Nous sommes allés la chercher à la gare et sommes allés directement au cabinet de Dominique Malvy, la gynécologue féministe locale. Mes amis connaissaient le Dr Malvy parce que c’était une petite ville, mais aussi parce qu’ils étaient dans un collectif, essayant de démarrer ce qu’on appelait alors un « centre de femmes battues » à Albi. Marie-Thérèse avait des cicatrices sur le ventre à cause de l’eau bouillante qu’elle s’était versée en essayant d’avorter le fœtus.

En Espagne à cette époque, le fascisme avait pris fin avec la mort du dictateur Francisco Franco, décédé quatre ans plus tôt, et le prince Juan Carlos facilitait une monarchie constitutionnelle de transition. La première élection libre a eu lieu en 1977, produisant une coalition fragile, et personne ne savait vraiment ce qui était possible en Espagne ou où allait le pays – certainement pas pour les femmes.

C’était l’époque des collectifs féministes mondiaux

Malvy a expliqué que Maria-Thérèse était probablement enceinte de 22 semaines et qu’il lui serait impossible d’effectuer la procédure. Bien que l’avortement pour les grossesses jusqu’à 10 semaines soit légal en France depuis deux ans, Malvy ne possédait pas le matériel nécessaire. Elle a donc recommandé une clinique à Londres. Les albigoises (femmes d’Albi) ont collecté de l’argent, et j’ai été choisie pour accompagner Marie-Thérèse car je parlais anglais (elle ne parlait ni français ni anglais, et je ne parlais pas espagnol). Nous avons donc pris le train et sommes allés à Londres.

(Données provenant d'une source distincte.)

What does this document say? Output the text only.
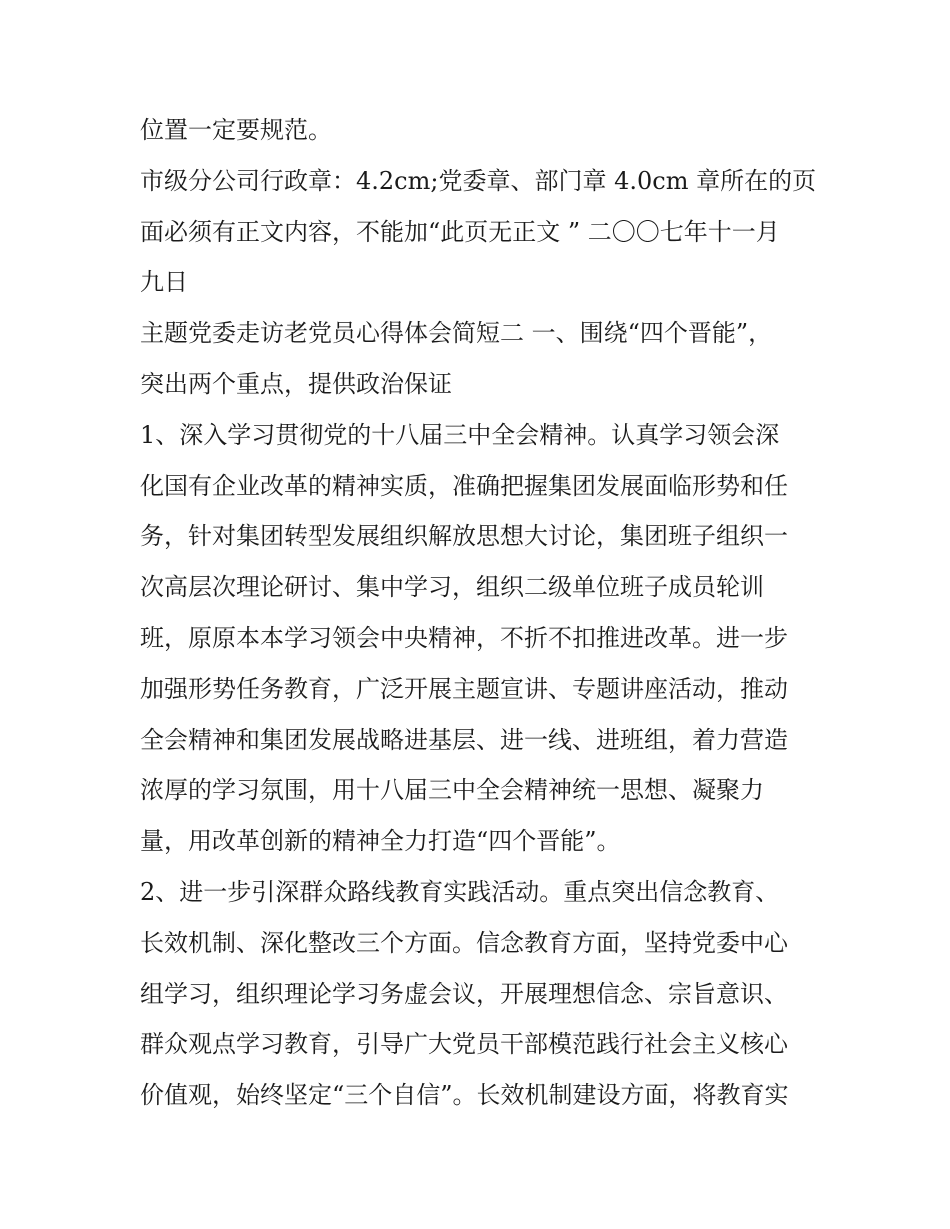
位置一定要规范。
市级分公司行政章：4.2cm;党委章、部门章 4.0cm 章所在的页
面必须有正文内容，不能加“此页无正文 ” 二〇〇七年十一月
九日
主题党委走访老党员心得体会简短二 一、围绕“四个晋能”，
突出两个重点，提供政治保证
1、深入学习贯彻党的十八届三中全会精神。认真学习领会深
化国有企业改革的精神实质，准确把握集团发展面临形势和任
务，针对集团转型发展组织解放思想大讨论，集团班子组织一
次高层次理论研讨、集中学习，组织二级单位班子成员轮训
班，原原本本学习领会中央精神，不折不扣推进改革。进一步
加强形势任务教育，广泛开展主题宣讲、专题讲座活动，推动
全会精神和集团发展战略进基层、进一线、进班组，着力营造
浓厚的学习氛围，用十八届三中全会精神统一思想、凝聚力
量，用改革创新的精神全力打造“四个晋能”。
2、进一步引深群众路线教育实践活动。重点突出信念教育、
长效机制、深化整改三个方面。信念教育方面，坚持党委中心
组学习，组织理论学习务虚会议，开展理想信念、宗旨意识、
群众观点学习教育，引导广大党员干部模范践行社会主义核心
价值观，始终坚定“三个自信”。长效机制建设方面，将教育实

La seule personne que je connaissais à Londres était la mère d’un homme nommé David, que j’avais rencontré à Chicago lorsqu’il avait essayé de me recruter dans la Spartacist League, une organisation trotskyste. Il a finalement été expulsé et nous sommes devenus amis. Sa mère, Dorothy, était une écrivaine et militante féministe, et elle nous a accueillis. Le lendemain matin, nous avons pris un taxi pour nous rendre à la clinique, dans une zone boisée à la périphérie de la ville. Le chauffeur de taxi connaissait bien l’endroit, ce qui m’a surpris. Il a dit qu’il appartenait à des médecins espagnols. Quand nous sommes arrivés, tout avait du sens, car l’endroit – essentiellement un moulin à avortement, bien que propre et fonctionnant selon les normes britanniques – était plein à craquer. Je m’attendais à un salon modeste, mais c’était un grand établissement, avec probablement 40 femmes, dont beaucoup parlaient espagnol. Ce que j’ai compris en faisant l’aller-retour de Dorothy à la clinique, alors que Maria-Thérèse guérissait de son intervention, c’est que selon les gardiens et les patients, il y avait des vols charters aller-retour qui partaient d’Espagne chaque mois, remplis de femmes cherchant avortements. Ceci malgré les lois interdisant aux citoyens espagnols de voyager pour se faire avorter. La configuration était si flagrante, cependant, que les billets pouvaient être achetés au Corte Inglés, qui ressemble au Macy’s of Spain. Chaque personne à qui j’ai parlé payait un tarif différent, tous les coûts étant élevés et tous les bénéfices allant aux hommes. L’Espagne était un pays économiquement pauvre à l’époque, encore rural et encore sous le choc des conséquences du fascisme.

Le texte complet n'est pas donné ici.